Mr Johannesen says regular membership can work out at about Dh17 per day – while standard gym memberships alone average between Dh400 to Dh700 per month, or Dh100 per session. Weekend soft play centre visits can cost Dh100.
“Most people know they are going to be here for summer, so it’s a great pocket-friendly option for those who still want the holiday feeling but from home, or to use gyms, classes, kids clubs and pools on a daily basis without breaking the bank,” he adds.
Plus, driving footfall into resorts during usually quieter months represents a welcome boost for hoteliers and gym operators already hurting from the movement restrictions.
The Captain’s Club has also welcomed a healthy influx of new members during the pandemic.
Sales and marketing manager Bashar Mihyar anticipated this, having witnessed a similar pattern when the business operated through the 2015 oil price slump.
“Our team believed the behaviour of the public towards going out on the water would increase, especially with working-from-home policies and other outlets not being available,” he says, without revealing sign-up figures. “We actually saw this coming and prepared accordingly. Many joined to start a new hobby such as fishing, wake boarding or even yoga on the beach. Others joined to enjoy time with their loved ones.”
Mr Mihyar says membership saves 90 per cent of boat ownership costs and offers guaranteed daily availability, complimentary training for new members and refresher courses.
“There’s an old saying that goes, ‘the happiest two days of a man’s life is when he buys a boat and when he sells it’,” he says, adding that the club is the only boat owning alternative solution that offers access to a fleet "during these difficult times".
The sharing economy is also supporting people wishing to cycle without buying a bike, be that through bike shop rentals or green hybrid offering Careem Bike.
The company’s 800 pedal-assisted machines are located at 80 ‘docking stations’, beside metro stations and tourist spots such as Dubai Marina, Dubai Water Canal and the Palm Jumeirah, and urban and business centres including Jumeriah Lakes Towers, The Greens and Media City.
Launched in February, hiring – through an app – has proved popular among occasional cyclists and those seeking to regularly ride between key areas.
Careem Bike offers short-term sessions across four membership structures; Dh420 annually, Dh75 monthly, Dh50 weekly or Dh20 for a day.
This allows multiple 45-minute trips. Close to expiry, users return to a docking station briefly to avoid a Dh10 extension fare.
“We have a diverse ridership that is a mix of young people, couples, and families,” says Gheed El Makkaoui, general manager of Careem UAE.
“Many repeat customers use our bikes for their daily commute; some users just enjoy a Careem Bike during weekends to travel around the Marina, for example, and others as their daily exercise routine.”
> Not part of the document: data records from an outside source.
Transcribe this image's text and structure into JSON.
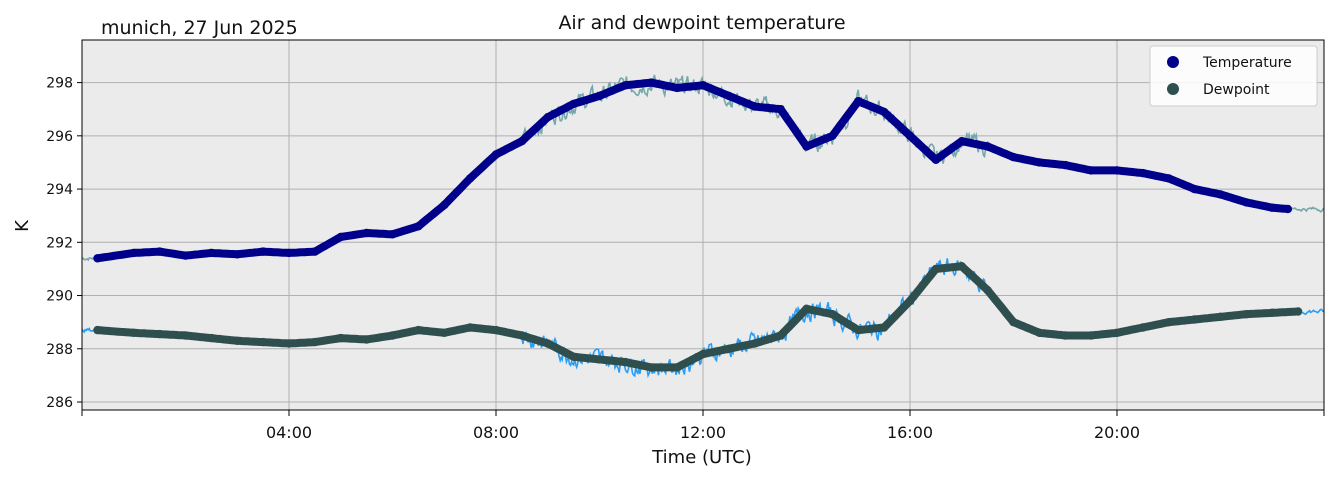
{
  "chart_data": {
    "type": "line",
    "title": "Air and dewpoint temperature",
    "subtitle": "munich, 27 Jun 2025",
    "xlabel": "Time (UTC)",
    "ylabel": "K",
    "xlim": [
      0,
      24
    ],
    "ylim": [
      285.7,
      299.6
    ],
    "grid": true,
    "legend_position": "top-right",
    "x_ticks": [
      4,
      8,
      12,
      16,
      20
    ],
    "x_tick_labels": [
      "04:00",
      "08:00",
      "12:00",
      "16:00",
      "20:00"
    ],
    "y_ticks": [
      286,
      288,
      290,
      292,
      294,
      296,
      298
    ],
    "y_tick_labels": [
      "286",
      "288",
      "290",
      "292",
      "294",
      "296",
      "298"
    ],
    "series": [
      {
        "name": "Temperature",
        "color": "#00008b",
        "raw_color": "#76a7ab",
        "x": [
          0.3,
          1,
          1.5,
          2,
          2.5,
          3,
          3.5,
          4,
          4.5,
          5,
          5.5,
          6,
          6.5,
          7,
          7.5,
          8,
          8.5,
          9,
          9.5,
          10,
          10.5,
          11,
          11.5,
          12,
          12.5,
          13,
          13.5,
          14,
          14.5,
          15,
          15.5,
          16,
          16.5,
          17,
          17.5,
          18,
          18.5,
          19,
          19.5,
          20,
          20.5,
          21,
          21.5,
          22,
          22.5,
          23,
          23.3
        ],
        "values": [
          291.4,
          291.6,
          291.65,
          291.5,
          291.6,
          291.55,
          291.65,
          291.6,
          291.65,
          292.2,
          292.35,
          292.3,
          292.6,
          293.4,
          294.4,
          295.3,
          295.8,
          296.7,
          297.2,
          297.5,
          297.9,
          298.0,
          297.8,
          297.9,
          297.5,
          297.1,
          297.0,
          295.6,
          296.0,
          297.3,
          296.9,
          296.0,
          295.1,
          295.8,
          295.6,
          295.2,
          295.0,
          294.9,
          294.7,
          294.7,
          294.6,
          294.4,
          294.0,
          293.8,
          293.5,
          293.3,
          293.25
        ]
      },
      {
        "name": "Dewpoint",
        "color": "#2f4f4f",
        "raw_color": "#2a9df4",
        "x": [
          0.3,
          1,
          1.5,
          2,
          2.5,
          3,
          3.5,
          4,
          4.5,
          5,
          5.5,
          6,
          6.5,
          7,
          7.5,
          8,
          8.5,
          9,
          9.5,
          10,
          10.5,
          11,
          11.5,
          12,
          12.5,
          13,
          13.5,
          14,
          14.5,
          15,
          15.5,
          16,
          16.5,
          17,
          17.5,
          18,
          18.5,
          19,
          19.5,
          20,
          20.5,
          21,
          21.5,
          22,
          22.5,
          23,
          23.5
        ],
        "values": [
          288.7,
          288.6,
          288.55,
          288.5,
          288.4,
          288.3,
          288.25,
          288.2,
          288.25,
          288.4,
          288.35,
          288.5,
          288.7,
          288.6,
          288.8,
          288.7,
          288.5,
          288.2,
          287.7,
          287.6,
          287.5,
          287.3,
          287.3,
          287.8,
          288.0,
          288.2,
          288.5,
          289.5,
          289.3,
          288.7,
          288.8,
          289.8,
          291.0,
          291.1,
          290.2,
          289.0,
          288.6,
          288.5,
          288.5,
          288.6,
          288.8,
          289.0,
          289.1,
          289.2,
          289.3,
          289.35,
          289.4
        ]
      }
    ]
  }
}
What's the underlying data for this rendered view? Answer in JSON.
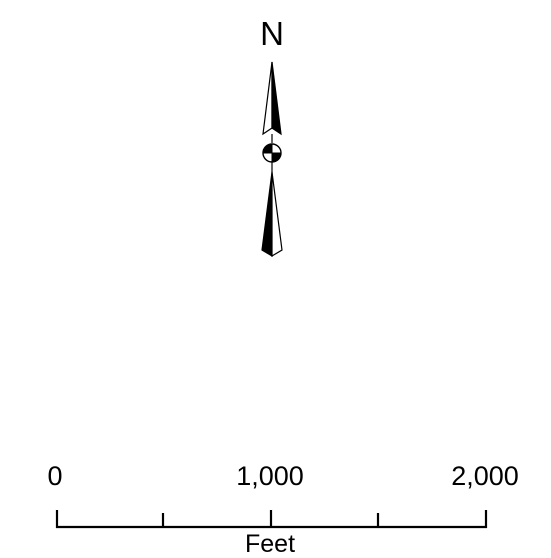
{
  "north_arrow": {
    "label": "N",
    "icon": "north-arrow-icon"
  },
  "scale_bar": {
    "tick_labels": [
      "0",
      "1,000",
      "2,000"
    ],
    "unit": "Feet",
    "colors": {
      "line": "#000000",
      "fill_dark": "#000000",
      "fill_light": "#ffffff"
    }
  }
}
The service witnessed a spike in usage when curfew directives eased and people ventured out longer, some seeking a convenient, economical cycling option. Equivalent hybrid bikes can cost from Dh3,500.
“Careem Bike is a very affordable service … you do not need to worry about the bike, maintaining and storing it,” adds Ms El Makkaoui.
Ms Shamim, meanwhile, says her family has already got more than its money’s worth from their three-month Privilee package.
“It has made such a difference,” she says, adding: “There has not been a single day I have not used the membership.”